The ground hardened beneath her feet, the blood-wet soil turning thick as a scab, as she climbed free of the depression. She clenched her hands and ground her teeth until she thought they would crack.

Before she reached the road, she thought she saw the fox again, out of the corner of her eye, but when she turned it was gone. As though a spell had been lifted, her anger faded, and the giddiness left her body. She felt only heaviness, the same heaviness she had carried all night long, had dragged with her towards Toledo, the heaviness of thoughts too painful to consider.

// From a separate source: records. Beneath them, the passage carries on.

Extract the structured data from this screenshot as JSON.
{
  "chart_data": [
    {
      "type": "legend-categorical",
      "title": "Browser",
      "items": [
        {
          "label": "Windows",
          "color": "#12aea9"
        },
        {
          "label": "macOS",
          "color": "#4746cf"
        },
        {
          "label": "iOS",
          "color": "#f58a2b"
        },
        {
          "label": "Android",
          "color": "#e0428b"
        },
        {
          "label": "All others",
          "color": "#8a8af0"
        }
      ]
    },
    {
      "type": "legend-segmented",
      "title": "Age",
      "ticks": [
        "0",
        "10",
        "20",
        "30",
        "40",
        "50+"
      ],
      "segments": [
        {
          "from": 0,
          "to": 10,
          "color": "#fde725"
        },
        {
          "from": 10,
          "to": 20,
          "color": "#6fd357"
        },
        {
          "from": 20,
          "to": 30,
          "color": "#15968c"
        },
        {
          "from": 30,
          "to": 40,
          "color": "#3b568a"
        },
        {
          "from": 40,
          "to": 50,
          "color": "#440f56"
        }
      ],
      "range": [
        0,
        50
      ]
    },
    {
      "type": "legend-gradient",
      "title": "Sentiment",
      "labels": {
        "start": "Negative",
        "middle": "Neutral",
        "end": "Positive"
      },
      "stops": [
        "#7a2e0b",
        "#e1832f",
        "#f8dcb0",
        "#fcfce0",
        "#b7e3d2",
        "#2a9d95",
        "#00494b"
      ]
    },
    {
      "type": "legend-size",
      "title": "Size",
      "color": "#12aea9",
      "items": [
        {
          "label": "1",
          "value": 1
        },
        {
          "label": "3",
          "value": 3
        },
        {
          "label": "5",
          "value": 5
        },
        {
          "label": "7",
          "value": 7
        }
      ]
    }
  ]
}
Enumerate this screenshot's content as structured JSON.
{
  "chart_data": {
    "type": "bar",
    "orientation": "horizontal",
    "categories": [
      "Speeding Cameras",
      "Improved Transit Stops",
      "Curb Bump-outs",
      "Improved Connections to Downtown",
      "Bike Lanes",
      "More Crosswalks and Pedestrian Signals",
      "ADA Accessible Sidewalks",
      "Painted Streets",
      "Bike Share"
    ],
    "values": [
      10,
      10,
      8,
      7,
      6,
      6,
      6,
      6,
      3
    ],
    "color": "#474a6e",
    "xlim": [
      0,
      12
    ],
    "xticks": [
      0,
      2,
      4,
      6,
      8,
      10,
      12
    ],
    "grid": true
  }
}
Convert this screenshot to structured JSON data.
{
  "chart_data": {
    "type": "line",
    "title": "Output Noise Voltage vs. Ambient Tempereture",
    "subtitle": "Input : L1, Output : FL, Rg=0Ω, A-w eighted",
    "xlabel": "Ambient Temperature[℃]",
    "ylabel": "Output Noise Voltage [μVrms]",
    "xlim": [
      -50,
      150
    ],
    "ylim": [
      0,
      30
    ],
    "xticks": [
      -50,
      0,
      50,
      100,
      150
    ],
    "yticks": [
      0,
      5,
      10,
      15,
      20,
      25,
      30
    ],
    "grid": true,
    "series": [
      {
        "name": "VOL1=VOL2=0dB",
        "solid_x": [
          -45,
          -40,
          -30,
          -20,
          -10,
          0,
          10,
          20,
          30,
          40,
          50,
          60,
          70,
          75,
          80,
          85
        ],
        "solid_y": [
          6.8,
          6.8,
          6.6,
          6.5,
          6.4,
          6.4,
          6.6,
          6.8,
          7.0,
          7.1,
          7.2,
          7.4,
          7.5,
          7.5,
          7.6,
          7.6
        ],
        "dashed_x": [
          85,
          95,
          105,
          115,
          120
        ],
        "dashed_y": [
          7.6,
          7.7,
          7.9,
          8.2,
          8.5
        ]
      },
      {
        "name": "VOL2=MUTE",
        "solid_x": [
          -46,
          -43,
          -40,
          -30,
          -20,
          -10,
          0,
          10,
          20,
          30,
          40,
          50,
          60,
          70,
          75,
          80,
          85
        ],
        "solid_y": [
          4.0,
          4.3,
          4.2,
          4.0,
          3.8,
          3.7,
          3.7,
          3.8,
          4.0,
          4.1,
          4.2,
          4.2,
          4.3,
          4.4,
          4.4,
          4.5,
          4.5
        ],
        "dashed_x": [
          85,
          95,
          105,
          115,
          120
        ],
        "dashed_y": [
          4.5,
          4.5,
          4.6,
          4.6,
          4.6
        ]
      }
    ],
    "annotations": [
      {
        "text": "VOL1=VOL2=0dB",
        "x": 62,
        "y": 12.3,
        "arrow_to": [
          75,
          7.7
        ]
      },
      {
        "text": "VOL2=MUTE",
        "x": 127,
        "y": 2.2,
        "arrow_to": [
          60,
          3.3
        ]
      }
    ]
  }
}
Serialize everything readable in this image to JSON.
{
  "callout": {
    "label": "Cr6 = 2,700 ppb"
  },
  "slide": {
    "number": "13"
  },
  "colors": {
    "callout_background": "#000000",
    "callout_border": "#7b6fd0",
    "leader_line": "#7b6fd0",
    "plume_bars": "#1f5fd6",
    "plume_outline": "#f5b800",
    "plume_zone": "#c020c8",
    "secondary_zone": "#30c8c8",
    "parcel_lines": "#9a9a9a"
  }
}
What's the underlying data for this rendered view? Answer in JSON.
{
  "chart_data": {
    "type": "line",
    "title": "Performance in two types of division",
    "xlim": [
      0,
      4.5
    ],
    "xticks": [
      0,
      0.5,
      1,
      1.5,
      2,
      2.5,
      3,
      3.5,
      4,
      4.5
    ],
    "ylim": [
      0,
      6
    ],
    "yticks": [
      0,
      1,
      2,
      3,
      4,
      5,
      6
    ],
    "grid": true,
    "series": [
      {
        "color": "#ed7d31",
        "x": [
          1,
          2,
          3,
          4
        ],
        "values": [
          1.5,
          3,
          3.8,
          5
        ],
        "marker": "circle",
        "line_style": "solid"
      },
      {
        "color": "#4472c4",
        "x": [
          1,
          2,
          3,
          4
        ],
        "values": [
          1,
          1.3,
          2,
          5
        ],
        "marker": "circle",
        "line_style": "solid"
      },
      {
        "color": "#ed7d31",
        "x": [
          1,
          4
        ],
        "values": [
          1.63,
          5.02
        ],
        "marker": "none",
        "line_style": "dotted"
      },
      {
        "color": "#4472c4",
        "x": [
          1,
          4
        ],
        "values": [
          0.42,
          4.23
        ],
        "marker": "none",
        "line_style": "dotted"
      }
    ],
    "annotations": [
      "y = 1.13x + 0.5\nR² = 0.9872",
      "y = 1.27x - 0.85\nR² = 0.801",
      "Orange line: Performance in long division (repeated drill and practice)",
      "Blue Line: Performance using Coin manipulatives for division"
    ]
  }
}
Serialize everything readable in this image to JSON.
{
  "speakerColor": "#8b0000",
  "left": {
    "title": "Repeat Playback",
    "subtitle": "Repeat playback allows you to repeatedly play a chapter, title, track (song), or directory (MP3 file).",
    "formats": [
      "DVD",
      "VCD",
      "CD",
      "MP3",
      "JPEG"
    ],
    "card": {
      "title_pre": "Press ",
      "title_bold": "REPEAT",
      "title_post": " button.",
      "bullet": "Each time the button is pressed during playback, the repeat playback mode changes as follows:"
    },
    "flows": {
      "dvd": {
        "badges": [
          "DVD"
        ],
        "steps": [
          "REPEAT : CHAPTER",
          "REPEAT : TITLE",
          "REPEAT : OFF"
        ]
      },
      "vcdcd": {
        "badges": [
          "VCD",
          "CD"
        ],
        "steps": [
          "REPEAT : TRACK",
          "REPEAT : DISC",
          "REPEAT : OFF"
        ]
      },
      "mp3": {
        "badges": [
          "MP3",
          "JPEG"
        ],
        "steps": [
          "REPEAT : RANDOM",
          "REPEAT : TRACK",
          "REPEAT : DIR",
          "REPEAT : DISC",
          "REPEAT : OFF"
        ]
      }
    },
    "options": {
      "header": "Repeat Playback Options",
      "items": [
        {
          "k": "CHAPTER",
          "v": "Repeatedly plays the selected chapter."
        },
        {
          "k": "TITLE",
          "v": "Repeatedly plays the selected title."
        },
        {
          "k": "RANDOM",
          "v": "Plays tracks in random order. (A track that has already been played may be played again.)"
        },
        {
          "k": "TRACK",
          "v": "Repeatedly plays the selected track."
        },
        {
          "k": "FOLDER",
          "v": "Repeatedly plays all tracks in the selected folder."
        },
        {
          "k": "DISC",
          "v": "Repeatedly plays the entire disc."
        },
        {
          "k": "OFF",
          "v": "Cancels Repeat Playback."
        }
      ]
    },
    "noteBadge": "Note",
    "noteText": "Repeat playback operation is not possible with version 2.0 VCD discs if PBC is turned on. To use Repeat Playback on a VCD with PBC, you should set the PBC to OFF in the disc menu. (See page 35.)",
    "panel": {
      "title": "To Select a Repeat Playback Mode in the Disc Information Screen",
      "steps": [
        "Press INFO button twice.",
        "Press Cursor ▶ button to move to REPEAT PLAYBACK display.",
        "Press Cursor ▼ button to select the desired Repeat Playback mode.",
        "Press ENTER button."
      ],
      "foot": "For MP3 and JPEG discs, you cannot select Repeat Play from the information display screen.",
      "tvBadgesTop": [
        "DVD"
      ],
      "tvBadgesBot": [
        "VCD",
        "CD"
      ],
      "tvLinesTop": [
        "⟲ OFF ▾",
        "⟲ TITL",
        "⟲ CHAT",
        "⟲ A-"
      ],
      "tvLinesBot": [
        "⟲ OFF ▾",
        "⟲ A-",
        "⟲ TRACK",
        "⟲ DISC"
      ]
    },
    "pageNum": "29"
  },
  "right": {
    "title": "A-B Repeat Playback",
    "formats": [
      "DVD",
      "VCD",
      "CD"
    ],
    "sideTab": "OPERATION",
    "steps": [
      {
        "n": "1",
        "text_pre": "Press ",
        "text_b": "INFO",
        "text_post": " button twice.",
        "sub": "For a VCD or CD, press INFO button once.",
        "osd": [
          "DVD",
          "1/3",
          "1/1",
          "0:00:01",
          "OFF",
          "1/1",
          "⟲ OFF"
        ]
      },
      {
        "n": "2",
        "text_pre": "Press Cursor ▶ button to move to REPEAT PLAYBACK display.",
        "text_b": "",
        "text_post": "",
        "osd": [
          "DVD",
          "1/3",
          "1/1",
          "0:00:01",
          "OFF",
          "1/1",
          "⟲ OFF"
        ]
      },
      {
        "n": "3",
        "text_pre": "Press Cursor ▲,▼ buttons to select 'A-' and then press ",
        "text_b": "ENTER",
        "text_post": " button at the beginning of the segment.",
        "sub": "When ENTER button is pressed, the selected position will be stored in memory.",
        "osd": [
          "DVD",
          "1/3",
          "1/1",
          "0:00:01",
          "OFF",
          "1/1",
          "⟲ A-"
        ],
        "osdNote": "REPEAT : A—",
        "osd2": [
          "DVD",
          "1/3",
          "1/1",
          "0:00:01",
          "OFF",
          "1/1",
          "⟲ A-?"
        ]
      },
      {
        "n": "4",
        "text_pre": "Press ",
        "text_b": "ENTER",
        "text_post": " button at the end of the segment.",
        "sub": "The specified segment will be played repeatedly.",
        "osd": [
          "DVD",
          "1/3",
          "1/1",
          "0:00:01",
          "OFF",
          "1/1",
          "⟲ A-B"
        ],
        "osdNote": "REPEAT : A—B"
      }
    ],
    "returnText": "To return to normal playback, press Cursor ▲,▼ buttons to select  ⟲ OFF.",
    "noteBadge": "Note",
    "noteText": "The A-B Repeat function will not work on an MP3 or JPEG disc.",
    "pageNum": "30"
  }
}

Marisol took long, deep breaths through her nose. She smelled blood and rot, and followed it back to the corpses. There she rummaged through the pockets of the dead until she found flint and tinder. She piled bodies on top of bodies and set them next to the severed heads, then tore up heaps of dry grass and packed it around them.

Marisol scraped the flint again and again until the tinder caught fire, until the grass caught fire.

“There is nothing to protect us now,” moaned the head of the old man.

“Nothing ever protected you. You were already dead, you just didn’t know it.”

“We know,” said the old man, as the flames licked his cheeks. “We will curse you for this.”

“You have no power to curse me, you are all dead.”

“The dead have the strongest curses.”

“The dead have nothing,” Marisol said, as she turned her back on the fire and made her way back towards the road.

“You will know no home!” The old man called after her. “You will know no comfort! You will have no succor! You will know nothing but suffering!”

“You are a fool,” Marisol called back. “You have only cursed me to live.”